The other thing I remember from that panel is someone explaining how important it was to describe it from one of the character’s points of view. If you describe it from the POV of a ‘third party’, you risk throwing the reader out of the story. I contend that the entire story should be told from a character’s POV, though you can change characters, even within the same scene. The obvious analogy is with dialogue. You rarely change POV in dialogue, though it’s not a hard and fast rule. In other words, the reader’s perspective invariably involves speaking and listening from just one POV, as if they were in the conversation. The POV could be male or female - it’s irrelevant - but it’s usually the protagonist. I take the same approach to sex scenes. It’s risky for a man to take a woman’s POV in a sex scene, but I’ve done it many times. 

 

I often take the POV of the ‘active’ partner, and the reader learns what the other partner is experiencing second-hand so to speak.
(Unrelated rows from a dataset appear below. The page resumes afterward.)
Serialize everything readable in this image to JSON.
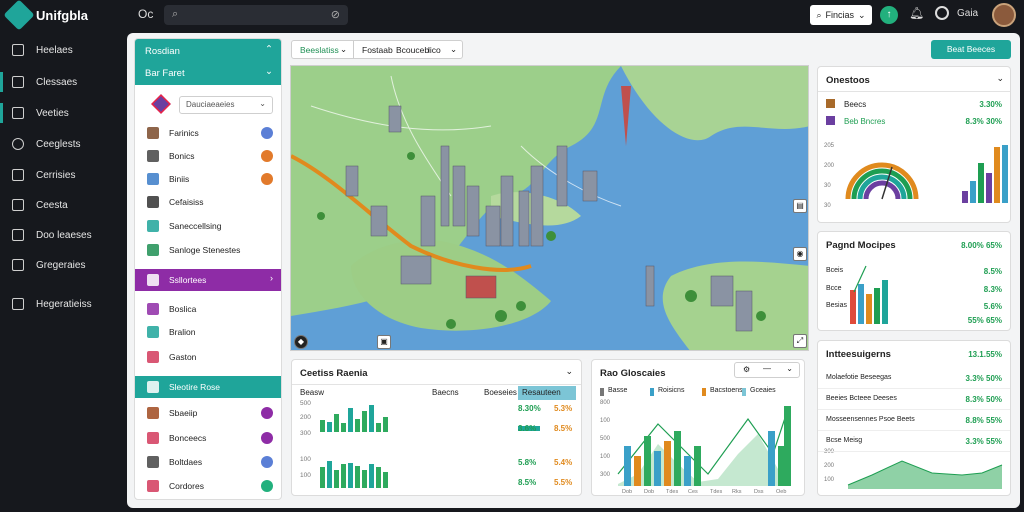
{
  "topbar": {
    "app_title": "Unifgbla",
    "mini_label": "Oc",
    "filter_label": "Fincias",
    "user_label": "Gaia"
  },
  "rail": [
    "Heelaes",
    "Clessaes",
    "Veeties",
    "Ceeglests",
    "Cerrisies",
    "Ceesta",
    "Doo leaeses",
    "Gregeraies",
    "Hegeratieiss"
  ],
  "left_panel": {
    "header_title": "Rosdian",
    "header_sub": "Bar Faret",
    "search_placeholder": "Dauciaeaeies",
    "items": [
      {
        "label": "Farinics",
        "icon_color": "#7a4a2a",
        "dot_color": "#5b7fd6"
      },
      {
        "label": "Bonics",
        "icon_color": "#444",
        "dot_color": "#e27a2b"
      },
      {
        "label": "Biniis",
        "icon_color": "#3a7bc8",
        "dot_color": "#e27a2b"
      },
      {
        "label": "Cefaisiss",
        "icon_color": "#333",
        "dot_color": ""
      },
      {
        "label": "Saneccellsing",
        "icon_color": "#1fa59a",
        "dot_color": ""
      },
      {
        "label": "Sanloge Stenestes",
        "icon_color": "#1e8f54",
        "dot_color": ""
      },
      {
        "label": "Ssllortees",
        "icon_color": "#fff",
        "dot_color": ""
      },
      {
        "label": "Boslica",
        "icon_color": "#8e2ca6",
        "dot_color": ""
      },
      {
        "label": "Bralion",
        "icon_color": "#1fa59a",
        "dot_color": ""
      },
      {
        "label": "Gaston",
        "icon_color": "#d23a5c",
        "dot_color": ""
      },
      {
        "label": "Sleotire Rose",
        "icon_color": "#fff",
        "dot_color": ""
      },
      {
        "label": "Sbaeiip",
        "icon_color": "#a04a20",
        "dot_color": "#8e2ca6"
      },
      {
        "label": "Bonceecs",
        "icon_color": "#d23a5c",
        "dot_color": "#8e2ca6"
      },
      {
        "label": "Boltdaes",
        "icon_color": "#444",
        "dot_color": "#5b7fd6"
      },
      {
        "label": "Cordores",
        "icon_color": "#d23a5c",
        "dot_color": "#22b07d"
      }
    ]
  },
  "toolbar": {
    "left_a": "Beeslatiss",
    "left_b": "Fostaab",
    "left_c": "Bcouceb",
    "left_d": "lico",
    "export_label": "Beat Beeces"
  },
  "bottom_left": {
    "title": "Ceetiss Raenia",
    "headers": [
      "Beasw",
      "Baecns",
      "Boeseies",
      "Resauteen"
    ],
    "rows": [
      {
        "v1": "8.30%",
        "v2": "5.3%"
      },
      {
        "v1": "3.6%",
        "v2": "8.5%"
      },
      {
        "v1": "5.8%",
        "v2": "5.4%"
      },
      {
        "v1": "8.5%",
        "v2": "5.5%"
      }
    ],
    "y_ticks": [
      "500",
      "200",
      "300",
      "100",
      "100"
    ]
  },
  "bottom_mid": {
    "title": "Rao Gloscaies",
    "legend": [
      "Basse",
      "Roisicns",
      "Bacstoens",
      "Gceaies"
    ],
    "y_ticks": [
      "800",
      "100",
      "500",
      "100",
      "300"
    ],
    "x_ticks": [
      "Dob",
      "Dob",
      "Tdes",
      "Ces",
      "Tdes",
      "Rks",
      "Dss",
      "Oeb"
    ]
  },
  "right_top": {
    "title": "Onestoos",
    "rows": [
      {
        "label": "Beecs",
        "value": "3.30%"
      },
      {
        "label": "Beb Bncres",
        "value": "8.3% 30%"
      }
    ],
    "y_ticks": [
      "205",
      "200",
      "30",
      "30"
    ]
  },
  "right_mid": {
    "title": "Pagnd Mocipes",
    "title_value": "8.00% 65%",
    "rows": [
      {
        "label": "Bceis",
        "value": "8.5%"
      },
      {
        "label": "Bcce",
        "value": "8.3%"
      },
      {
        "label": "Besias",
        "value": "5.6%"
      },
      {
        "label": "",
        "value": "55% 65%"
      }
    ]
  },
  "right_bot": {
    "title": "Intteesuigerns",
    "title_value": "13.1.55%",
    "rows": [
      {
        "label": "Molaefotie Beseegas",
        "value": "3.3% 50%"
      },
      {
        "label": "Beeies Bcteee Deeses",
        "value": "8.3% 50%"
      },
      {
        "label": "Mosseensennes Psoe Beets",
        "value": "8.8% 55%"
      },
      {
        "label": "Bcse Meisg",
        "value": "3.3% 55%"
      }
    ],
    "y_ticks": [
      "300",
      "200",
      "100"
    ]
  },
  "colors": {
    "teal": "#1fa59a",
    "purple": "#8e2ca6",
    "green": "#1e9e52",
    "orange": "#e08a1e",
    "dark": "#16181d"
  }
}
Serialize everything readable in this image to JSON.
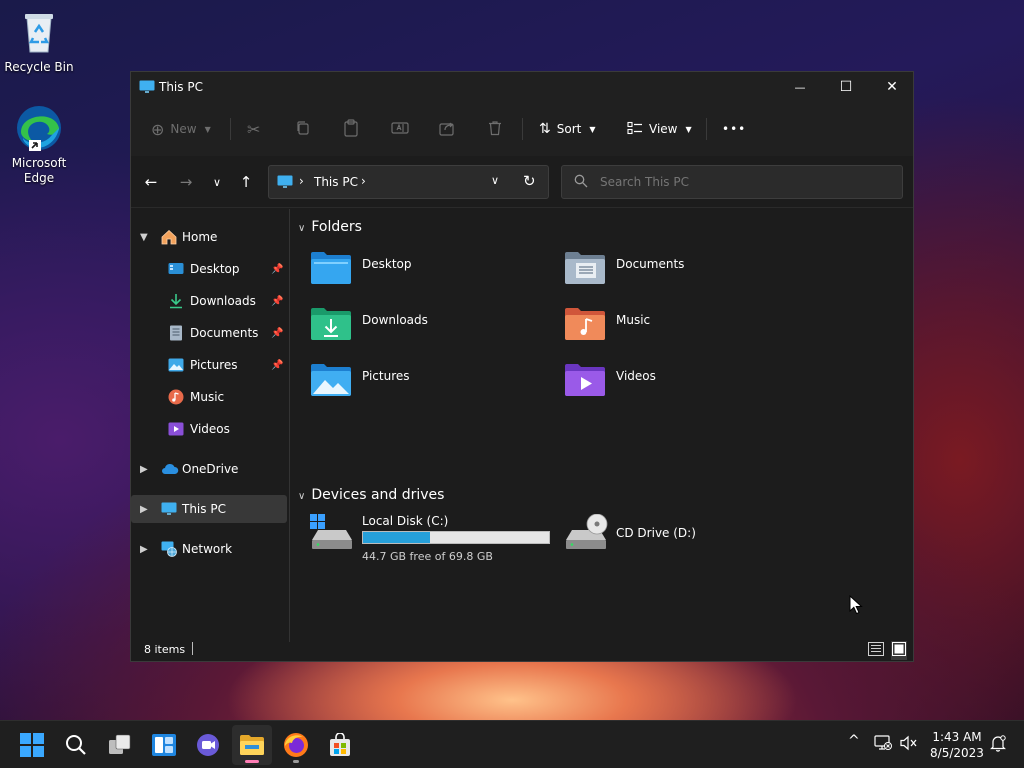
{
  "desktop": {
    "icons": [
      {
        "label": "Recycle Bin"
      },
      {
        "label": "Microsoft Edge"
      }
    ]
  },
  "window": {
    "title": "This PC",
    "controls": {
      "minimize": "—",
      "maximize": "☐",
      "close": "✕"
    }
  },
  "commandbar": {
    "new_label": "New",
    "sort_label": "Sort",
    "view_label": "View",
    "more_label": "•••"
  },
  "navbar": {
    "address": {
      "crumb": "This PC"
    },
    "search": {
      "placeholder": "Search This PC"
    }
  },
  "sidebar": {
    "items": [
      {
        "label": "Home"
      },
      {
        "label": "Desktop"
      },
      {
        "label": "Downloads"
      },
      {
        "label": "Documents"
      },
      {
        "label": "Pictures"
      },
      {
        "label": "Music"
      },
      {
        "label": "Videos"
      },
      {
        "label": "OneDrive"
      },
      {
        "label": "This PC"
      },
      {
        "label": "Network"
      }
    ]
  },
  "content": {
    "folders_header": "Folders",
    "folders": [
      {
        "label": "Desktop"
      },
      {
        "label": "Documents"
      },
      {
        "label": "Downloads"
      },
      {
        "label": "Music"
      },
      {
        "label": "Pictures"
      },
      {
        "label": "Videos"
      }
    ],
    "devices_header": "Devices and drives",
    "drives": [
      {
        "label": "Local Disk (C:)",
        "free_text": "44.7 GB free of 69.8 GB",
        "used_fraction": 0.36
      },
      {
        "label": "CD Drive (D:)"
      }
    ]
  },
  "statusbar": {
    "items_text": "8 items"
  },
  "taskbar": {
    "clock": {
      "time": "1:43 AM",
      "date": "8/5/2023"
    }
  },
  "colors": {
    "accent": "#2b9de0",
    "window_bg": "#1c1c1c",
    "selected_bg": "#383838",
    "taskbar_bg": "#1f1f1f"
  }
}
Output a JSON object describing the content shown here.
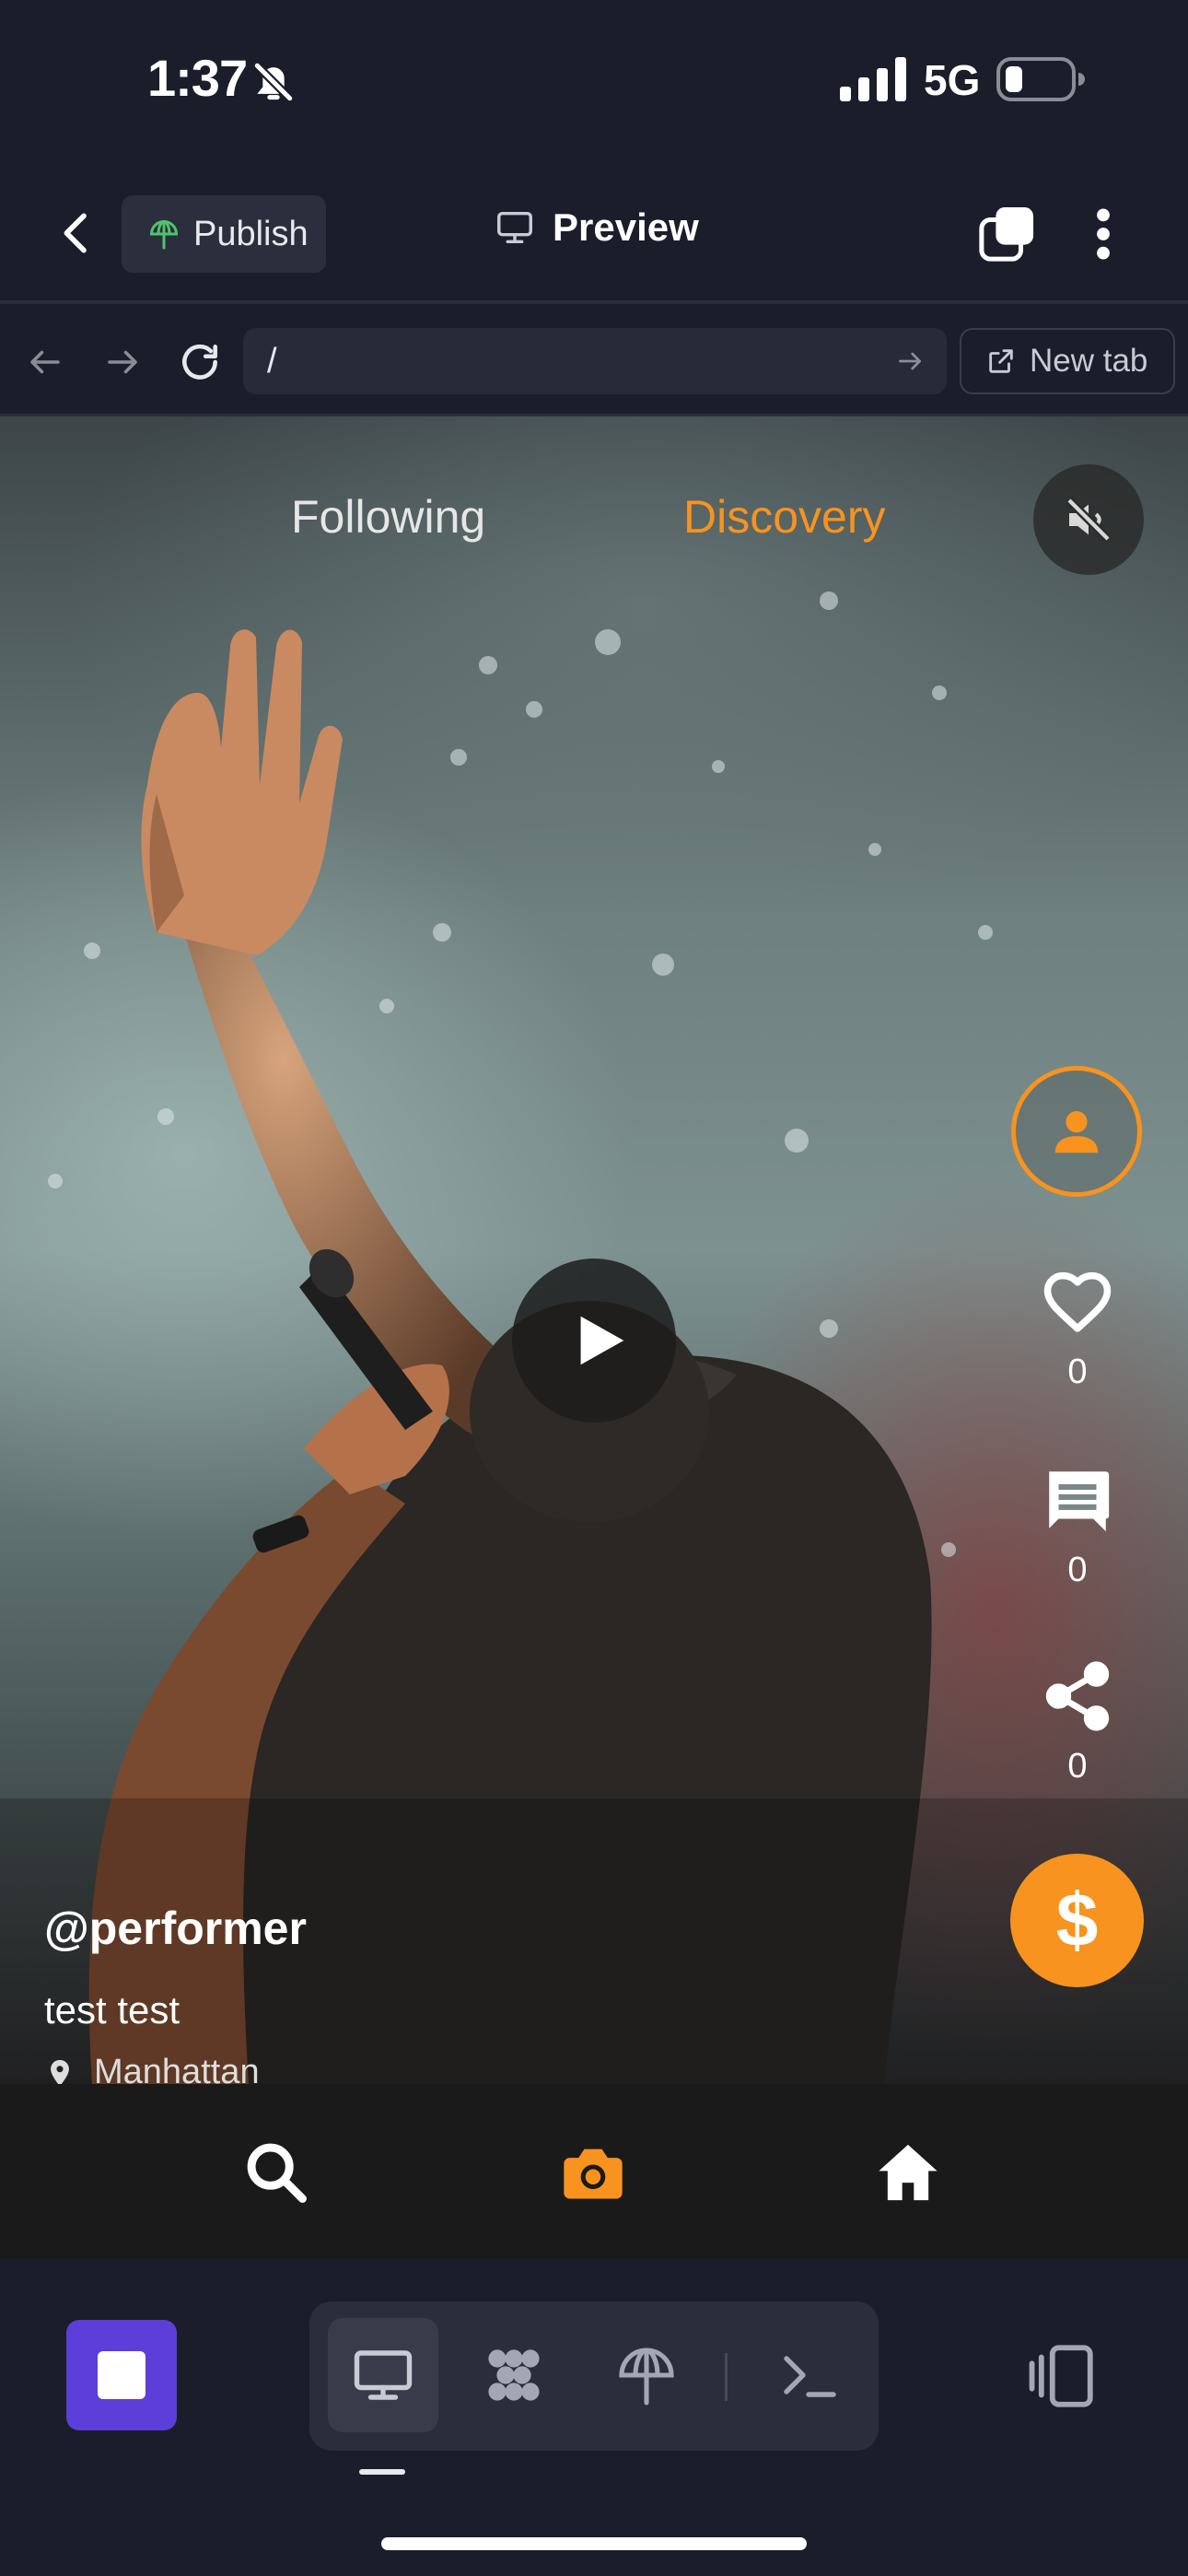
{
  "status_bar": {
    "time": "1:37",
    "network": "5G",
    "icons": [
      "bell-slash-icon",
      "signal-icon",
      "battery-icon"
    ]
  },
  "header": {
    "back_icon": "chevron-left-icon",
    "publish_label": "Publish",
    "title": "Preview",
    "tabs_icon": "tabs-icon",
    "more_icon": "more-vertical-icon"
  },
  "browser": {
    "url": "/",
    "new_tab_label": "New tab",
    "icons": [
      "arrow-left-icon",
      "arrow-right-icon",
      "reload-icon",
      "external-link-icon"
    ]
  },
  "feed": {
    "tabs": [
      {
        "label": "Following",
        "active": false
      },
      {
        "label": "Discovery",
        "active": true
      }
    ],
    "likes": "0",
    "comments": "0",
    "shares": "0",
    "tip_symbol": "$",
    "author": "@performer",
    "caption": "test test",
    "location": "Manhattan"
  },
  "app_nav": {
    "items": [
      "search-icon",
      "camera-icon",
      "home-icon"
    ],
    "active": "camera-icon"
  },
  "toolbar": {
    "tools": [
      "desktop-icon",
      "grid-icon",
      "deploy-icon",
      "terminal-icon"
    ],
    "active": "desktop-icon"
  },
  "colors": {
    "accent": "#f7931e",
    "background": "#1b1d2a",
    "stop_button": "#5b3fd8"
  }
}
It generally means that the orgasm is described from the other partner’s perspective which makes it a lot easier. If they come in unison, I make sure the other one comes fractionally first.

 

I don’t write overlong sex scenes, because they become boring. Mine are generally a page long, including all the carryon that happens beforehand, which is not intentional, just happenstance. I wrote a review of Cory Doctorow’s sci-fi novel, Walkaway, a novel (full title) which has a number of heavy sex scenes which I did find boring, but that probably says more about me than the author. I’m sure there are readers who find my sex scenes ‘heavy’ and possibly boring as well. 

 

I have some rules of my own. They are an interlude yet they should always serve the story. They tell us something about the characters and they invariably have consequences, which are often positive, but not necessarily so. There is always a psychological component and my approach is that you can’t separate the psychological from the physical. They change the character and they change the dynamic of a relationship. Some of my characters appear celibate, but you find them in real life too.

 

I take the approach that fiction is a combination of fantasy and reality and the mixture varies from genre to genre and even author to author. So, in this context, the physical is fantasy and the psychological is reality.

 

One should never say ‘never’, but I couldn’t imagine writing a rape scene or someone being tortured, though I’ve seen such scenes on Scan-noir TV. However, I’ve written scenes involving sexual exploitation, to both men and women, and, in those cases, they were central to the story.

 

Lastly, I often have to tell people that I’m not in the story. I don’t describe my personal sex-life, and I expect that goes for other writers too.